Die Strafe wird voraussichtlich im Juni vom Richter verkündet. Lebenslang ohne vorzeitige Entlassung – erwartet der Staatsanwalt. "Eine Strafe, der er nicht entkommen kann und von der es keinen Rückweg gibt", sagt Bundesanwalt Richard Donoghue.

Guzmán soll im Gefängnis alt werden und sterben. Der Mann hat jedoch eine Geschichte. In Mexiko – bevor er 2017 in die USA geliefert wurde – ist er zweimal spektakulär aus dem Gefängnis geflohen. Die US-Behörden werden gewarnt. Deshalb wird er wahrscheinlich nach dem Urteil in den sogenannten Alcatraz the Rockies, einem Gefängnis mit Höchstsicherheit im Bundesstaat Colorado, verlegt, das angeblich das sicherste Gefängnis in den Vereinigten Staaten ist.

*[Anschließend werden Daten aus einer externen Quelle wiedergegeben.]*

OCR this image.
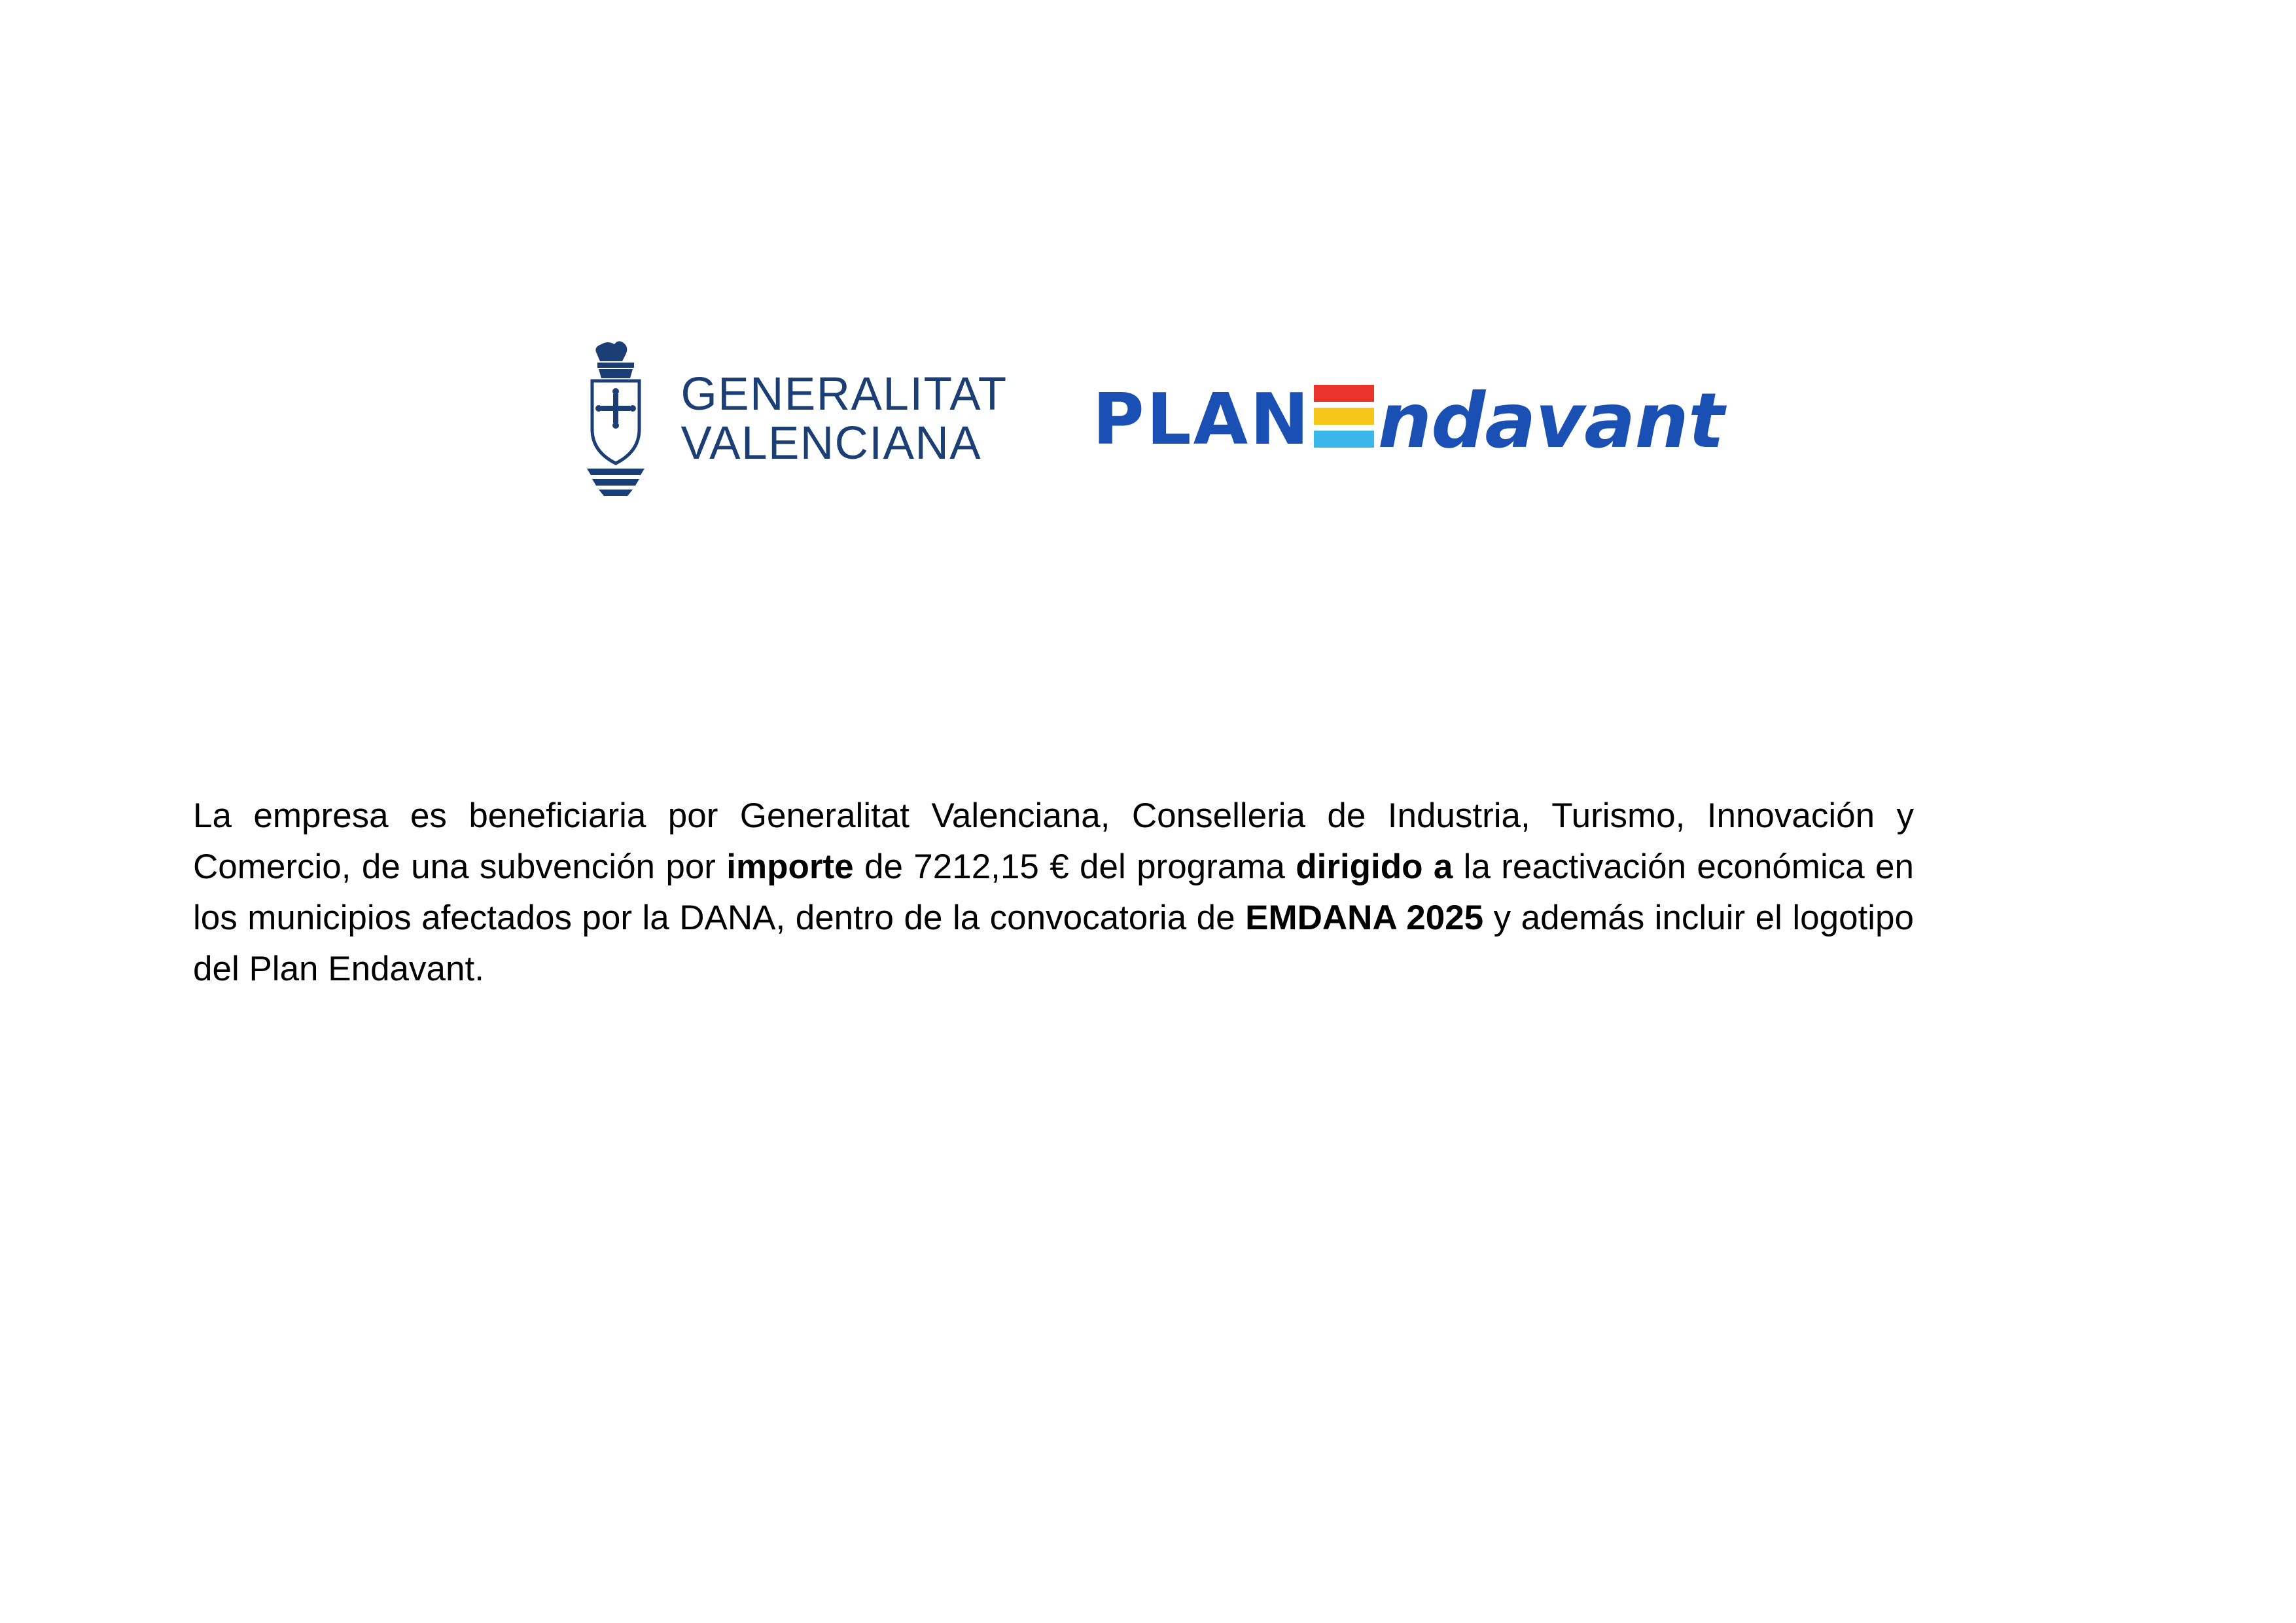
GENERALITAT
VALENCIANA	PLAN ndavant

La empresa es beneficiaria por Generalitat Valenciana, Conselleria de Industria, Turismo, Innovación y Comercio, de una subvención por importe de 7212,15 € del programa dirigido a la reactivación económica en los municipios afectados por la DANA, dentro de la convocatoria de EMDANA 2025 y además incluir el logotipo del Plan Endavant.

Feinde erschossen, lebendig begraben, gefoltert

Nach Angaben des Anklägers hat die Verhandlung mehr über Drogenkartellklagen ergeben als alle anderen Verfahren zuvor. Guzmán hat Drogen per U-Boot in die USA geschmuggelt. Er schoss auch seinen eigenen Feind, ließ sie ins Halbfeuer werfen, lebendig begraben und mit heißem Dampfbügeleisen gequält.

Alles, was die Geschworenen von Zeugen gehört hatten. Emily Palmer, Gerichtsreporterin der New York Times, sagt: Als der Leibwächter von Folter und Mord bezeugte, war die Jury blass wie der Tod und die Journalisten hörten auf zu schreiben.

Die Anwälte von Guzmán kündigten den dramatisch angekündigten Anruf an. Der heutige Tag war sicherlich ein historischer Tag für die USA, aber sie wollten weiter kämpfen – bis zum letzten Atemzug.

Der Drogenermittler Uttam Dhillon spricht jedoch von einem Sieg der Gerechtigkeit und hat eine Botschaft an alle Drogenbosse: "Egal wer Sie sind, wo Sie sind, wie mächtig Sie sind: Die Drogenermittler suchen Sie und Sie werden festgehalten verantwortlich."